New model releases are still coming in thick and fast from the frontier labs.

Anthropic has announced Claude Opus 4.8, the latest addition to its flagship model family, and the numbers are compelling. The new model outperforms its predecessor, Opus 4.7, across most major benchmarks — and beats OpenAI’s GPT-5.5 and Google’s Gemini 3.1 Pro in several key categories. What makes the launch particularly notable for enterprise customers: it arrives at the same price as Opus 4.7.

What the benchmarks show

According to Anthropic’s own evaluation data, Opus 4.8 leads the pack on agentic coding (SWE-Bench Pro) with a score of 69.2%, compared to 64.3% for Opus 4.7, 58.6% for GPT-5.5, and 54.2% for Gemini 3.1 Pro. On multidisciplinary reasoning (Humanity’s Last Exam), it scores 49.8% without tools and 57.9% with tools — ahead of all three rivals. Agentic computer use (OSWorld-Verified) sees Opus 4.8 reach 83.4%, nudging past Opus 4.7’s 82.8% and comfortably ahead of GPT-5.5 (78.7%) and Gemini 3.1 Pro (76.2%).
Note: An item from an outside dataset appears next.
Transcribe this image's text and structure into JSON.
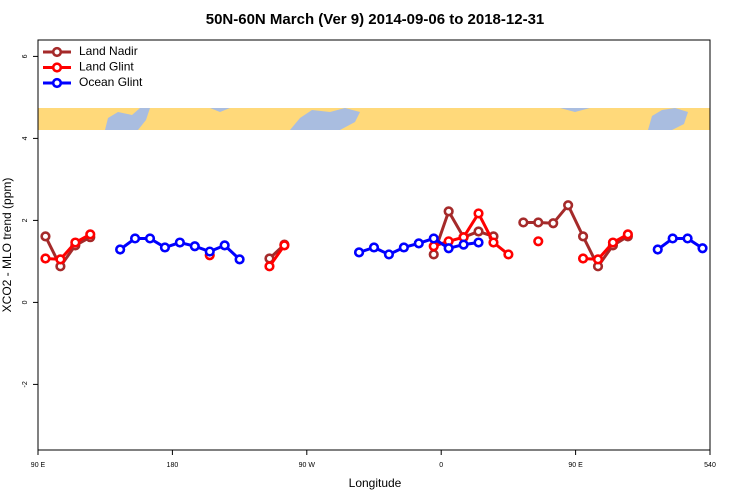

On knowledge work (GDPval-AA), it scores 1890, above GPT-5.5’s 1769 and Opus 4.7’s 1753. Agentic financial analysis (Finance Agent v2) rounds things out at 53.9%, leading the field.
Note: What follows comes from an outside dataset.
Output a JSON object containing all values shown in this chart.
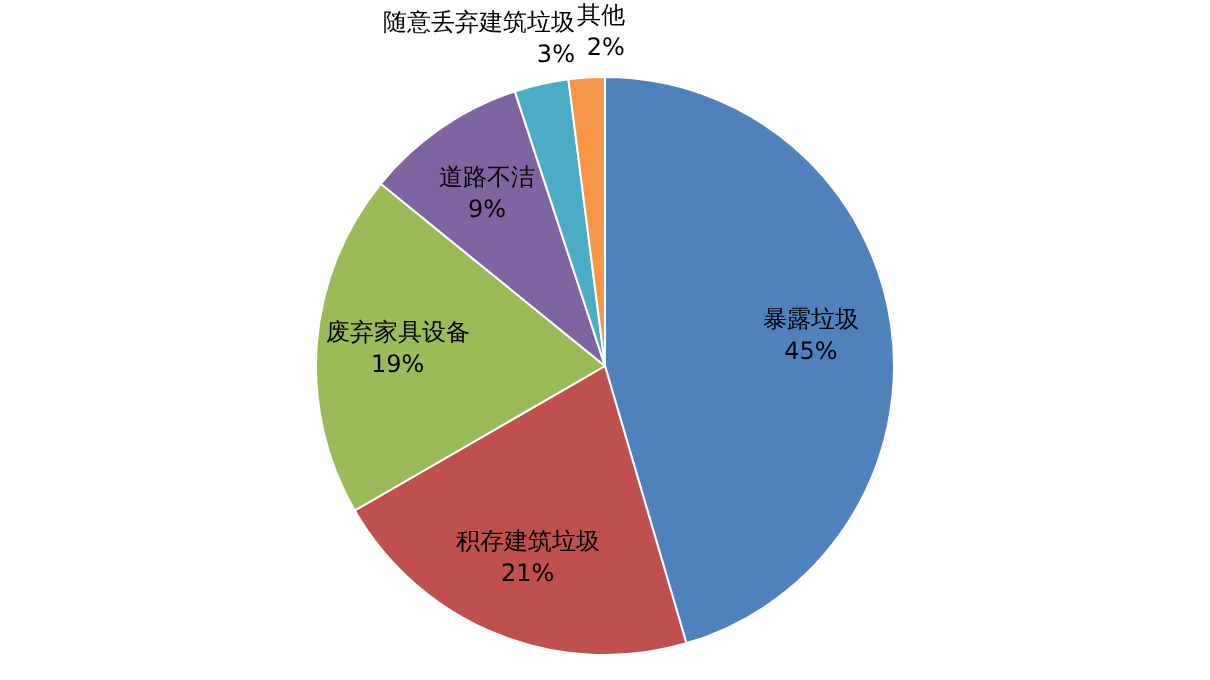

The one benchmark where Opus 4.8 does not top the table is agentic terminal coding (Terminal-Bench 2.1), where GPT-5.5 leads at 78.2%. Opus 4.8 scores 74.6% there — still ahead of Gemini 3.1 Pro’s 70.3% and Opus 4.7’s 66.1%.

Speed, price, and a new Fast Mode

Alongside the model itself, Anthropic is introducing Fast Mode for Opus 4.8 — the same model running at approximately 2.5x the speed, and priced at one-third the previous cost. Developers can activate it directly in Claude Code using the /fast command. API access is available by contacting an account manager or joining the waitlist.
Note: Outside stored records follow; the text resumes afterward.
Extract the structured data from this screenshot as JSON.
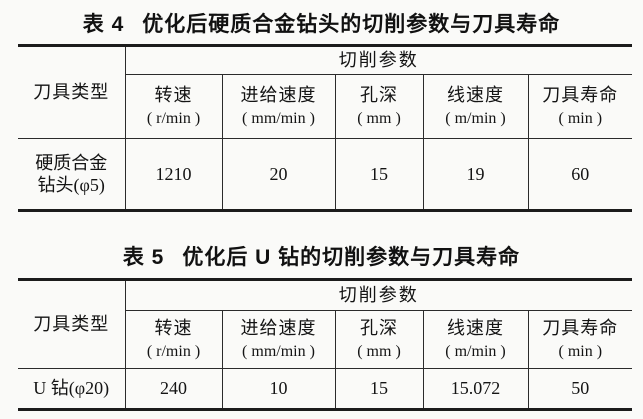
{
  "page": {
    "background": "#fafaf8",
    "text_color": "#161616",
    "rule_color": "#1c1c1c"
  },
  "tables": [
    {
      "title_label": "表 4",
      "title_text": "优化后硬质合金钻头的切削参数与刀具寿命",
      "corner_header": "刀具类型",
      "group_header": "切削参数",
      "columns": [
        {
          "name": "转速",
          "unit": "( r/min )"
        },
        {
          "name": "进给速度",
          "unit": "( mm/min )"
        },
        {
          "name": "孔深",
          "unit": "( mm )"
        },
        {
          "name": "线速度",
          "unit": "( m/min )"
        },
        {
          "name": "刀具寿命",
          "unit": "( min )"
        }
      ],
      "row": {
        "tool_lines": [
          "硬质合金",
          "钻头(φ5)"
        ],
        "values": [
          "1210",
          "20",
          "15",
          "19",
          "60"
        ]
      }
    },
    {
      "title_label": "表 5",
      "title_text": "优化后 U 钻的切削参数与刀具寿命",
      "corner_header": "刀具类型",
      "group_header": "切削参数",
      "columns": [
        {
          "name": "转速",
          "unit": "( r/min )"
        },
        {
          "name": "进给速度",
          "unit": "( mm/min )"
        },
        {
          "name": "孔深",
          "unit": "( mm )"
        },
        {
          "name": "线速度",
          "unit": "( m/min )"
        },
        {
          "name": "刀具寿命",
          "unit": "( min )"
        }
      ],
      "row": {
        "tool_lines": [
          "U 钻(φ20)"
        ],
        "values": [
          "240",
          "10",
          "15",
          "15.072",
          "50"
        ]
      }
    }
  ]
}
Built for longer, more autonomous work

Anthropic is positioning Opus 4.8 squarely at the agentic use case — tasks that require a model to work independently over extended sessions without constant human input. In Claude Code, the company says the model “makes calls like an experienced engineer without needing constant check-ins,” staying on track across long-running sessions and following work through in a repository. The pitch to developers and engineering teams is straightforward: hand off a feature build or a bug sweep and focus elsewhere while the model handles the execution.

Dynamic workflows: a research preview

Also shipping today is a research preview of dynamic workflows inside Claude Code. Designed for the most complex tasks — think a migration touching hundreds of files — the system allows Claude to generate a plan, spin up hundreds of parallel subagents to execute it, and verify the results before reporting back. It is Anthropic’s most direct answer yet to the growing demand for AI that can tackle large, multi-step engineering problems end-to-end.

The broader picture

Opus 4.8 continues a pattern from Anthropic: incremental but meaningful gains on core capabilities, paired with a sharper focus on agentic and enterprise workflows. The combination of benchmark improvements, same-tier pricing, and a significantly cheaper fast variant gives teams a straightforward upgrade path. For businesses already running Claude in production, the case for switching to 4.8 requires little deliberation. For those still evaluating the frontier, the benchmark performance against GPT-5.5 and Gemini 3.1 Pro adds a fresh data point to what has become an increasingly competitive field.